Marion Henry is a French researcher in history. She is an affiliated researcher to the Centre d’Histoire de Sciences Po (CHSP). In December 2021, she completed her PhD in History under a joint-supervision agreement (co-tutelle) between Sciences Po Paris (Centre d’Histoire de Sciences Po) and University of Strathclyde (Scottish Oral History Centre). Her research focuses on the history of brass bands in British coalfields between 1947 and 1984. She studied in France for her undergraduate and postgraduate degrees and graduated with a Masters in History at Sciences Po in 2013.
Project statement:
While brass bands are often established as the symbol of an extinct cohesive and homogeneous British mining culture, and more generally working-class culture, which declined significantly throughout the second half of the twentieth century—being both swallowed by North-American influenced mass culture and hindered by the deindustrialisation process—this research aims at revisiting cultural studies through a renewed historiography of coalmining history in order to evince the complex relationship between the notions of ‘working-class’ and ‘popular’ cultures and to contribute to an emerging dialogue between social history and popular music studies.
Focusing on the complex musical, occupational, social, gender, and political affiliations of brass bands affiliated to the British coal industry between 1947—marking the nationalisation of the industry in a context of coal shortage—and the eve of the 1984-85 miners’ strike, which led to an acceleration of the deindustrialisation process in the British coalfields, this work explores the relationship between these musical formations and the construction of a mining identity.
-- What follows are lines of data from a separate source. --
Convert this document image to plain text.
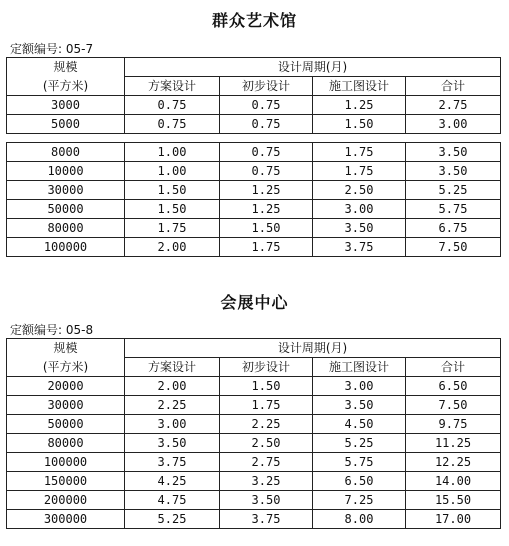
群众艺术馆
定额编号: 05-7
规模	设计周期(月)			
(平方米)	方案设计	初步设计	施工图设计	合计
3000	0.75	0.75	1.25	2.75
5000	0.75	0.75	1.50	3.00
8000	1.00	0.75	1.75	3.50
10000	1.00	0.75	1.75	3.50
30000	1.50	1.25	2.50	5.25
50000	1.50	1.25	3.00	5.75
80000	1.75	1.50	3.50	6.75
100000	2.00	1.75	3.75	7.50
会展中心
定额编号: 05-8
规模	设计周期(月)			
(平方米)	方案设计	初步设计	施工图设计	合计
20000	2.00	1.50	3.00	6.50
30000	2.25	1.75	3.50	7.50
50000	3.00	2.25	4.50	9.75
80000	3.50	2.50	5.25	11.25
100000	3.75	2.75	5.75	12.25
150000	4.25	3.25	6.50	14.00
200000	4.75	3.50	7.25	15.50
300000	5.25	3.75	8.00	17.00
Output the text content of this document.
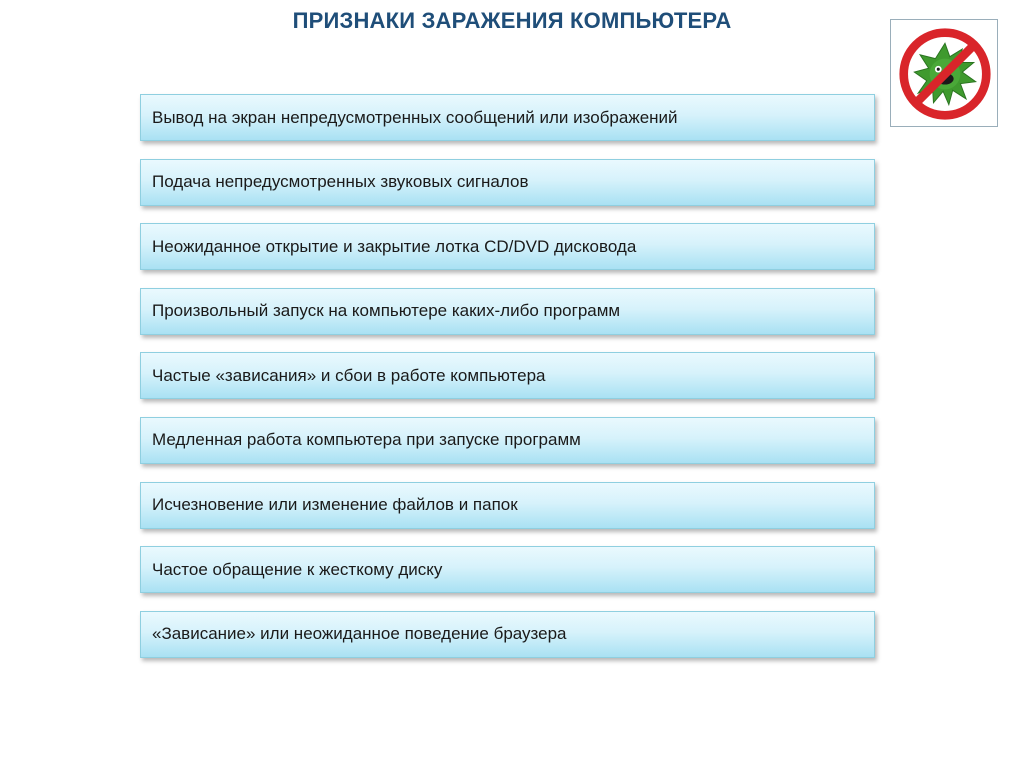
ПРИЗНАКИ ЗАРАЖЕНИЯ КОМПЬЮТЕРА
Вывод на экран непредусмотренных сообщений или изображений
Подача непредусмотренных звуковых сигналов
Неожиданное открытие и закрытие лотка CD/DVD дисковода
Произвольный запуск на компьютере каких-либо программ
Частые «зависания» и сбои в работе компьютера
Медленная работа компьютера при запуске программ
Исчезновение или изменение файлов и папок
Частое обращение к жесткому диску
«Зависание» или неожиданное поведение браузера
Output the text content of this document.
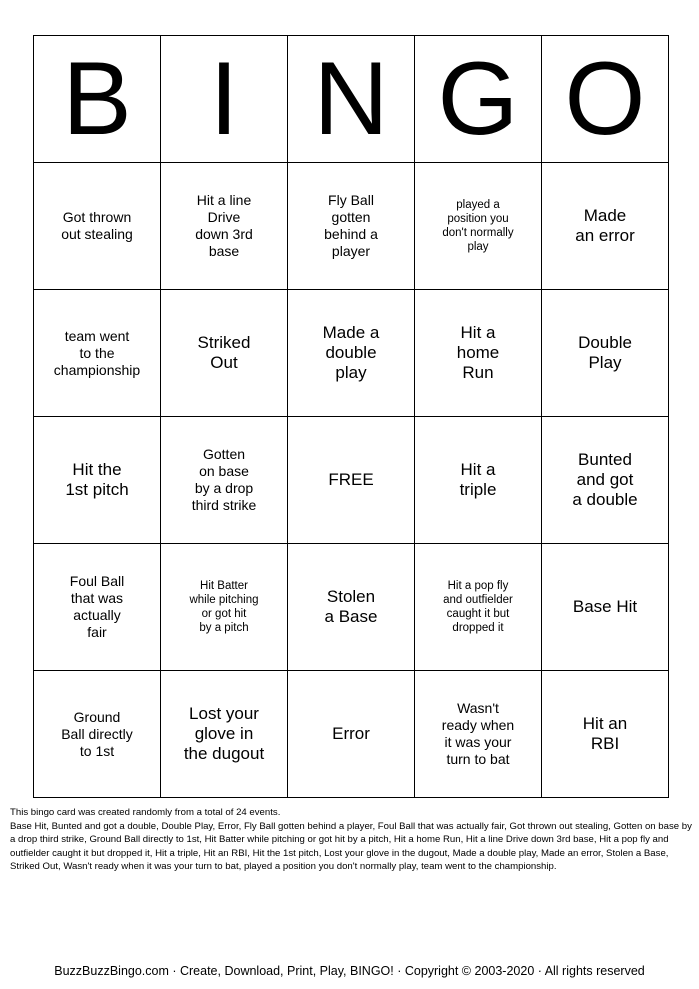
B	I	N	G	O

Got thrown
out stealing	Hit a line
Drive
down 3rd
base	Fly Ball
gotten
behind a
player	played a
position you
don't normally
play	Made
an error

team went
to the
championship	Striked
Out	Made a
double
play	Hit a
home
Run	Double
Play

Hit the
1st pitch	Gotten
on base
by a drop
third strike	FREE	Hit a
triple	Bunted
and got
a double

Foul Ball
that was
actually
fair	Hit Batter
while pitching
or got hit
by a pitch	Stolen
a Base	Hit a pop fly
and outfielder
caught it but
dropped it	Base Hit

Ground
Ball directly
to 1st	Lost your
glove in
the dugout	Error	Wasn't
ready when
it was your
turn to bat	Hit an
RBI

This bingo card was created randomly from a total of 24 events.

Base Hit, Bunted and got a double, Double Play, Error, Fly Ball gotten behind a player, Foul Ball that was actually fair, Got thrown out stealing, Gotten on base by a drop third strike, Ground Ball directly to 1st, Hit Batter while pitching or got hit by a pitch, Hit a home Run, Hit a line Drive down 3rd base, Hit a pop fly and outfielder caught it but dropped it, Hit a triple, Hit an RBI, Hit the 1st pitch, Lost your glove in the dugout, Made a double play, Made an error, Stolen a Base, Striked Out, Wasn't ready when it was your turn to bat, played a position you don't normally play, team went to the championship.

BuzzBuzzBingo.com · Create, Download, Print, Play, BINGO! · Copyright © 2003-2020 · All rights reserved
Against the backdrop of the deindustrialisation process, which impacted the British coalfields from the late 1950s, and a progressive marginalisation of brass banding within popular culture since the interwar years, mining brass bands participated in the building of a cohesive symbolic mining identity. This project, which concentrates on miner-musician and musician-miners’ practices and trajectories, is influenced by ethnographical and sociological studies of amateur musical activities and combines the use of written archives and oral history methodology.